Simmons was not only a band director and music instructor; he was also a great musician, Rollins said.
“He’s a really fine musician,” he said. “He’s not limited to one style. Jimmy was a fine classically trained clarinet player, and he was a fine piano player and obviously a really excellent saxophone player.”
Simmons, who earned his Master’s of Music at the University of Houston, got his bachelor’s degree from Memphis State.
“While he was in Memphis, he was in the Memphis Symphony,” Rollins said. “He played on Beale Street in those blues clubs. He was really versatile.”
“He had a big band, the Jimmy Simmons Orchestra, that played most of the social events and all the high-profile weddings,” Killion said. “For 15 years, we would gig with him.”
Killion said that Simmons is a consummate professional and an outstanding saxophone and clarinet player.
“He performed for the Texas Music Educators Association Convention,” he said. “Not too long after he took the president’s job, Dr. (Barry) Johnson had already taken the job as the vice president of student affairs.

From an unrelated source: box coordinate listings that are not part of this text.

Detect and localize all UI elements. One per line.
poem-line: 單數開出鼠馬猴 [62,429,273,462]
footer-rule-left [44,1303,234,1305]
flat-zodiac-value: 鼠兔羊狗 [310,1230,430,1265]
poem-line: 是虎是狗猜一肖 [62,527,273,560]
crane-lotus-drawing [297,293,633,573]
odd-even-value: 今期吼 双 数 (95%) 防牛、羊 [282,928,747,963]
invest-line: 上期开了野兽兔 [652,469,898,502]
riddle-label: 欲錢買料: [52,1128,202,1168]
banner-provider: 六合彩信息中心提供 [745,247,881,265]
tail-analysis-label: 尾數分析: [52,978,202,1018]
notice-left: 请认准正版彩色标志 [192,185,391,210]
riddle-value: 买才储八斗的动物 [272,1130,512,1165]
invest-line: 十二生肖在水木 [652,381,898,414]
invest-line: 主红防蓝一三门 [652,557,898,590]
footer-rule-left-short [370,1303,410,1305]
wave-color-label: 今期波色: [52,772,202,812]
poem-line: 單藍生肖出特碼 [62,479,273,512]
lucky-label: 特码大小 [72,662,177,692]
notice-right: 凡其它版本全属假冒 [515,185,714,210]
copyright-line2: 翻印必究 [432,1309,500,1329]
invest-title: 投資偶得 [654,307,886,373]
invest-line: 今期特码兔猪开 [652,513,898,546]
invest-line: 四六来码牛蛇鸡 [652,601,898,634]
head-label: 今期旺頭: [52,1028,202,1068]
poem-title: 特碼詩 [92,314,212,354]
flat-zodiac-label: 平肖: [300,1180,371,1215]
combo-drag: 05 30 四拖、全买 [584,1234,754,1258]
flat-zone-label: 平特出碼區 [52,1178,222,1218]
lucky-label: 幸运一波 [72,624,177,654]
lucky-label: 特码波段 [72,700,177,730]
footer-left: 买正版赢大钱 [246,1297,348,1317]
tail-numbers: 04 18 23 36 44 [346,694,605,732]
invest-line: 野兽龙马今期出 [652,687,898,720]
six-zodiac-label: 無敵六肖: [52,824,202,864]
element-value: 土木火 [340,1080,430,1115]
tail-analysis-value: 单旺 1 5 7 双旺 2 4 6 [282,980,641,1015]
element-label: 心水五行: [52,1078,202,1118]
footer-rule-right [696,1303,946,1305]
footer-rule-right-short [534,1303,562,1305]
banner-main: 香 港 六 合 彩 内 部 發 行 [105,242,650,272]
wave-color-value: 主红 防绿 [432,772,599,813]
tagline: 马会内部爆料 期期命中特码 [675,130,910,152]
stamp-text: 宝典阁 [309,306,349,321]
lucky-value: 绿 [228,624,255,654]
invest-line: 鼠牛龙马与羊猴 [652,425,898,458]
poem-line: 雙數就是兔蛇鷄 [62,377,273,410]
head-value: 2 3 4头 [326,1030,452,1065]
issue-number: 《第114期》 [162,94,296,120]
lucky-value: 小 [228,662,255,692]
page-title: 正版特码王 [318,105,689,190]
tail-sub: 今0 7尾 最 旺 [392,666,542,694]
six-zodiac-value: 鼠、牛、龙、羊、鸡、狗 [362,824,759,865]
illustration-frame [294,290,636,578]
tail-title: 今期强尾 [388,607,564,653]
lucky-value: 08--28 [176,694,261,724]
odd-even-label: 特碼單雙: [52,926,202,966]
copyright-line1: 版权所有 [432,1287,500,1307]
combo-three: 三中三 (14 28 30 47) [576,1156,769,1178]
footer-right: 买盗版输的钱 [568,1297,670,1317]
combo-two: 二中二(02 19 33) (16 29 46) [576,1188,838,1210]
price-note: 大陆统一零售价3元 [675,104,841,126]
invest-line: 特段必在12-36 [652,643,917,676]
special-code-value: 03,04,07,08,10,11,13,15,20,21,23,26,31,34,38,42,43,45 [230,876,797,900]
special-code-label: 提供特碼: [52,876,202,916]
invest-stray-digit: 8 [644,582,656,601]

So you had the vice president of student affairs and the president of the university performing for the music educators convention.”

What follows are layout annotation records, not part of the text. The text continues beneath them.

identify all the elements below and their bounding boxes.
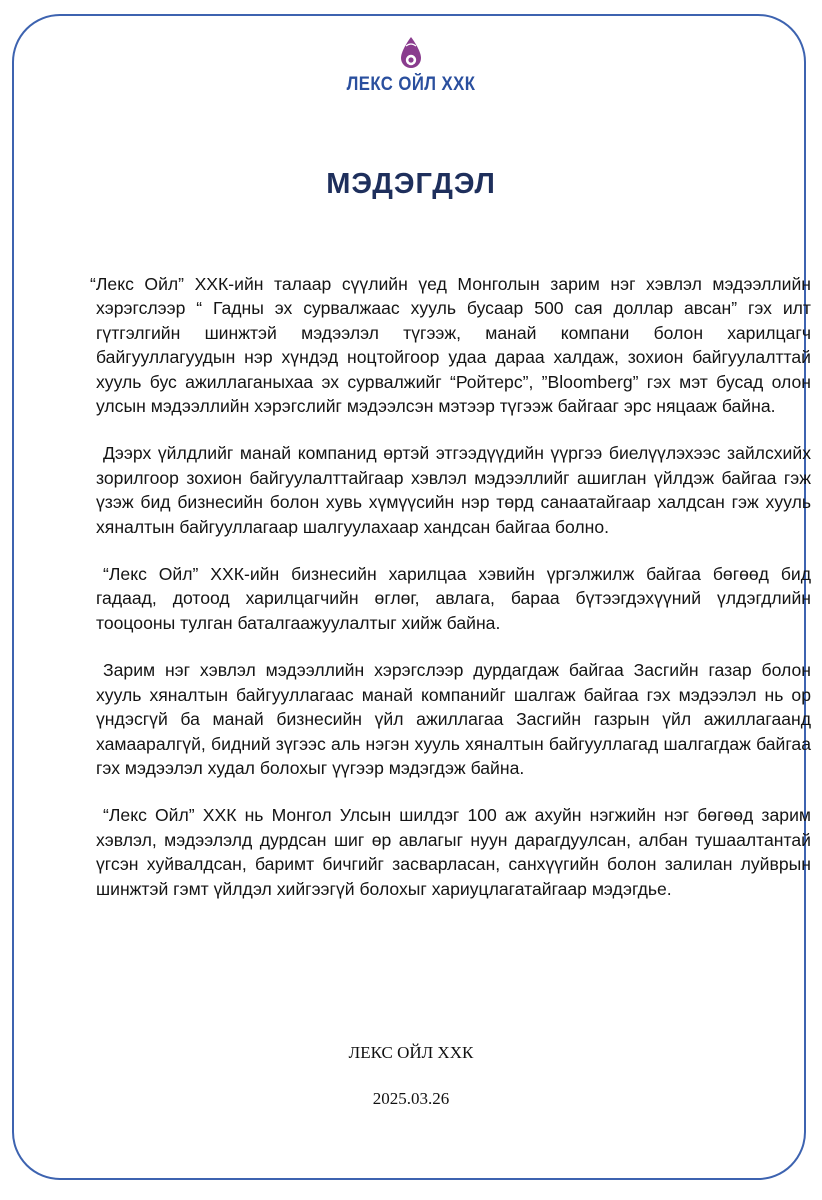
logo-text: ЛЕКС ОЙЛ ХХК (346, 74, 476, 95)
body-paragraph: “Лекс Ойл” ХХК-ийн бизнесийн харилцаа хэвийн үргэлжилж байгаа бөгөөд бид гадаад, дотоод харилцагчийн өглөг, авлага, бараа бүтээгдэхүүний үлдэгдлийн тооцооны тулган баталгаажуулалтыг хийж байна. (96, 564, 811, 633)
oil-drop-icon (396, 36, 426, 72)
body-paragraph: “Лекс Ойл” ХХК нь Монгол Улсын шилдэг 100 аж ахуйн нэгжийн нэг бөгөөд зарим хэвлэл, мэдээлэлд дурдсан шиг өр авлагыг нуун дарагдуулсан, албан тушаалтантай үгсэн хуйвалдсан, баримт бичгийг засварласан, санхүүгийн болон залилан луйврын шинжтэй гэмт үйлдэл хийгээгүй болохыг хариуцлагатайгаар мэдэгдье. (96, 805, 811, 899)
document-date: 2025.03.26 (372, 1089, 450, 1108)
document-title: МЭДЭГДЭЛ (326, 168, 496, 200)
body-paragraph: “Лекс Ойл” ХХК-ийн талаар сүүлийн үед Монголын зарим нэг хэвлэл мэдээллийн хэрэгслээр “ Гадны эх сурвалжаас хууль бусаар 500 сая доллар авсан” гэх илт гүтгэлгийн шинжтэй мэдээлэл түгээж, манай компани болон харилцагч байгууллагуудын нэр хүндэд ноцтойгоор удаа дараа халдаж, зохион байгуулалттай хууль бус ажиллаганыхаа эх сурвалжийг “Ройтерс”, ”Bloomberg” гэх мэт бусад олон улсын мэдээллийн хэрэгслийг мэдээлсэн мэтээр түгээж байгааг эрс няцааж байна. (90, 274, 811, 417)
company-logo (0, 36, 822, 96)
signature-company: ЛЕКС ОЙЛ ХХК (348, 1043, 474, 1062)
document-body (90, 272, 811, 924)
body-paragraph: Зарим нэг хэвлэл мэдээллийн хэрэгслээр дурдагдаж байгаа Засгийн газар болон хууль хяналтын байгууллагаас манай компанийг шалгаж байгаа гэх мэдээлэл нь ор үндэсгүй ба манай бизнесийн үйл ажиллагаа Засгийн газрын үйл ажиллагаанд хамааралгүй, бидний зүгээс аль нэгэн хууль хяналтын байгууллагад шалгагдаж байгаа гэх мэдээлэл худал болохыг үүгээр мэдэгдэж байна. (96, 660, 811, 778)
body-paragraph: Дээрх үйлдлийг манай компанид өртэй этгээдүүдийн үүргээ биелүүлэхээс зайлсхийх зорилгоор зохион байгуулалттайгаар хэвлэл мэдээллийг ашиглан үйлдэж байгаа гэж үзэж бид бизнесийн болон хувь хүмүүсийн нэр төрд санаатайгаар халдсан гэж хууль хяналтын байгууллагаар шалгуулахаар хандсан байгаа болно. (96, 443, 811, 537)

Simmons has backed up and performed with some of the biggest names in entertainment over several decades, according to the website of Phi Beta Mu, the music fraternity that inducted Simmons into its Texas Bandmasters Hall of Fame in 2012. The list includes Steve Allen, Bert Bacharach, Cab Calloway, Ray Charles, Rosemary Clooney, Natalie Cole, Helen Forrest, The Four Tops, Robert Goulet, Marvin Hamlisch, Bob Hope, Jack Jones, Steve Lawrence, Jerry Lewis, Johnny Mathis, Helen O’Connell, Donald O’Connor, Martha Rae, Debbie Reynolds, Frank Sinatra, Frank Sinatra Jr., Kay Starr, The Temptations, B.J. Thomas, Danny Thomas, Marlo Thomas, Dinah Shore, Jerry Vale, Dionne Warwick, Barry White, Chicago and Joe Williams.
Simmons also played with George Jones, the longtime country music legend from Vidor.

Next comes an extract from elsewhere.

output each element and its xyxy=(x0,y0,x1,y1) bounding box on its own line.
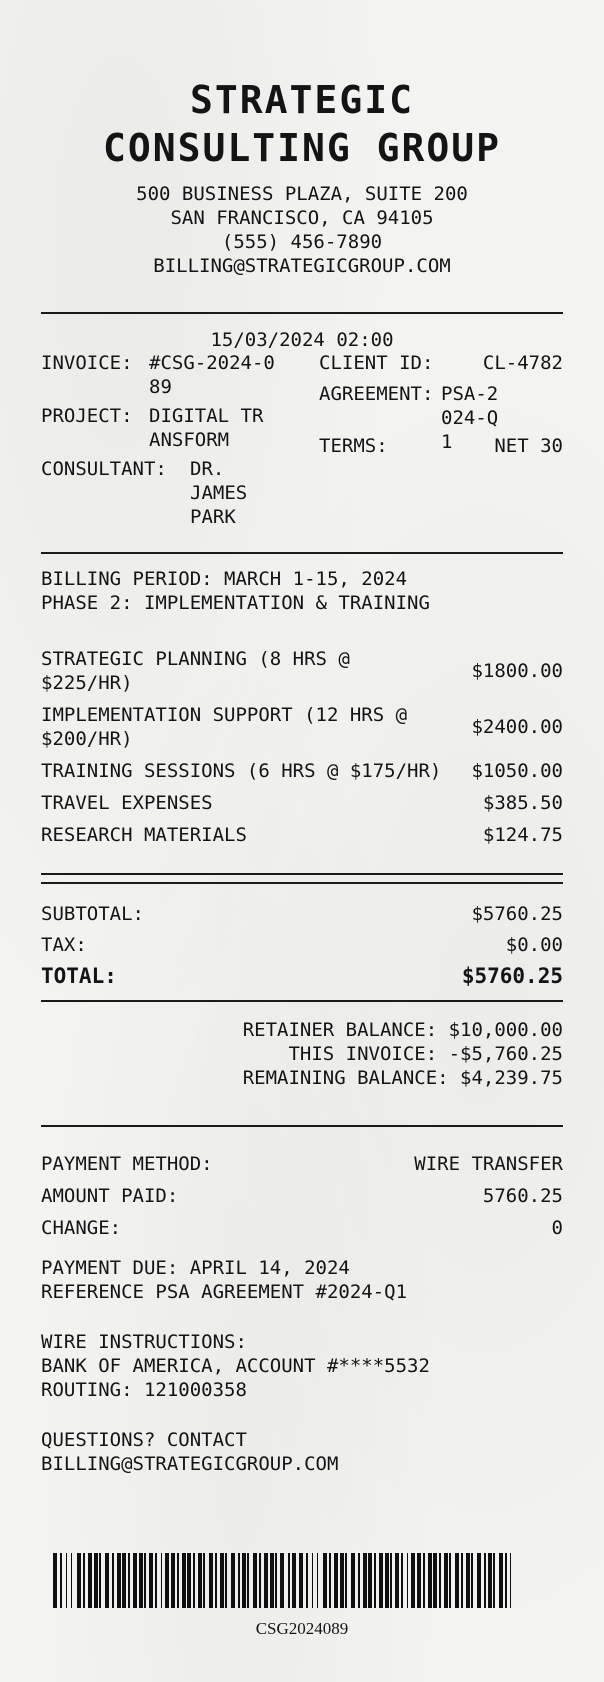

“I’m on one of his records — ‘She Thinks I Still Care’,” Simmons said. “I played the vocal part and sang on it. I did the same thing with Dickie Lee’s ‘Patches.’ Those are both million sellers. I also played with Johnny Preston.”
Simmons said that he knew music would be a major part of his life at a young age.
“I grew up listening to Benny Goodman,” he said. “My father and mother were very much the music enthusiasts. Jazz has always been a strong part of my life and career. I saw my dad performing at a little theater production when I was very young, and he was pantomiming a clarinet player. And I thought he played the clarinet. He actually played the trumpet. So in my mind, I wanted to play the clarinet.”
Simmons said he got his first clarinet at the age of 10.
“Loved it,” he said. “I began playing saxophone when I was in high school.”
In 1990, Simmons founded Lamarissimo!, a concert series that showcases Lamar University’s music and talent and served as an outlet for the band when the university dropped football back in 1989. It has since become a part of an LU tradition, according to Simmons.
“The marching band was such a great window into the university for the arts,” Simmons said. “When we lost football, we lost that organization. We thought about what we could do to open a new window into the university, and this Lamarissimo! really served that purpose.”
Simmons will never give up music, Killion said. And perhaps he’s right. After Simmons retires as president, he said he plans to return to the Mary Morgan Moore Department of Music to teach once again. Except this time the building where he will teach will be named the James M. Jimmy Simmons Music Building, and it’s is a far cry from a military barracks.